The talk drove me to start a foundation dedicated to suicide prevention, called the Half a Sorrow Foundation, which I now run. The name comes from the old Swedish proverb, “A shared joy is a double joy, a shared sorrow is half a sorrow.” We are all our own harshest critics and I often have days where the toll of the work I do has me thinking of packing it all in and returning to a “normal” job if there is such a thing.
It is during these time that I reach for the purple file.

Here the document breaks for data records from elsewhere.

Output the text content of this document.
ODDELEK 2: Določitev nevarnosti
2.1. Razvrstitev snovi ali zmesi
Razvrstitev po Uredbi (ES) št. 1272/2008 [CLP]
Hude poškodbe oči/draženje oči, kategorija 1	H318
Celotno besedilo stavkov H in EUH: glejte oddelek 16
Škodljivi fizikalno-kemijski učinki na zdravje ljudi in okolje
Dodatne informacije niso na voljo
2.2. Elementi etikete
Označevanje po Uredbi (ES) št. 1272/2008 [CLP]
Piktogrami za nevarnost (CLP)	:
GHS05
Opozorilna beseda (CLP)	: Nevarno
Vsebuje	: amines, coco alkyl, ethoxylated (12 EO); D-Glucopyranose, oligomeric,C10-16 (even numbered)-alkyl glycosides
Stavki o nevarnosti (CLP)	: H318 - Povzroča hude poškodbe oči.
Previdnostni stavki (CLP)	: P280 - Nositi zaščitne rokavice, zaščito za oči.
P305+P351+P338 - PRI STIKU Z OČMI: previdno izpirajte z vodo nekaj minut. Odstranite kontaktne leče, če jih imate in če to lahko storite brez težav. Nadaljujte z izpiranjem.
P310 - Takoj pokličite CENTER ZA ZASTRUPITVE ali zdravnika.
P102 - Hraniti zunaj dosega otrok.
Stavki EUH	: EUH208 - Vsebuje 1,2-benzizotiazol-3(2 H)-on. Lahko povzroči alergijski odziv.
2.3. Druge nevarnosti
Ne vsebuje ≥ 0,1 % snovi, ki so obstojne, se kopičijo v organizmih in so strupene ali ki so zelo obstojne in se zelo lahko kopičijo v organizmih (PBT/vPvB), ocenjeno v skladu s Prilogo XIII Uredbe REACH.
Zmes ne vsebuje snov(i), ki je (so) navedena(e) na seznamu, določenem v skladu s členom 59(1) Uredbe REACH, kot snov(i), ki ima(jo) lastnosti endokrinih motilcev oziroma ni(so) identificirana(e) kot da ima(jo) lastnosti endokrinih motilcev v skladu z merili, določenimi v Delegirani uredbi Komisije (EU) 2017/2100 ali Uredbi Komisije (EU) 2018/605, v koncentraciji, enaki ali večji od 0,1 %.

The purple file is where I keep feedback from my talk. I speak to many, hoping to reach one, and judging by this feedback, some folks were listening. They often reach out to me via social media, sometimes years after they hear me talk, and I am always touched. I print their messages out and stuff them in this file. Heck, some of these people made me cry. The one that really hit home was, “After hearing you speak, I feel normal again.”
Whenever I think about quitting, I grab the file and come back with a renewed determination. Do you have a similar file? Somewhere you could put a cherished testimonial, comment, feedback, or kind note from a coworker. Something to lift your spirits and remind you why you so what you do? I recommend it.
I would have quit this suicide prevention gig years ago if not for this file and the cherished feedback it contains. What I do (and what you do) is not easy, but the purple file keeps me going — because it is the people behind those comments that keep me going. As it turns out, I do not suck at sales. I just needed an excellent product to sell, and that product is hope.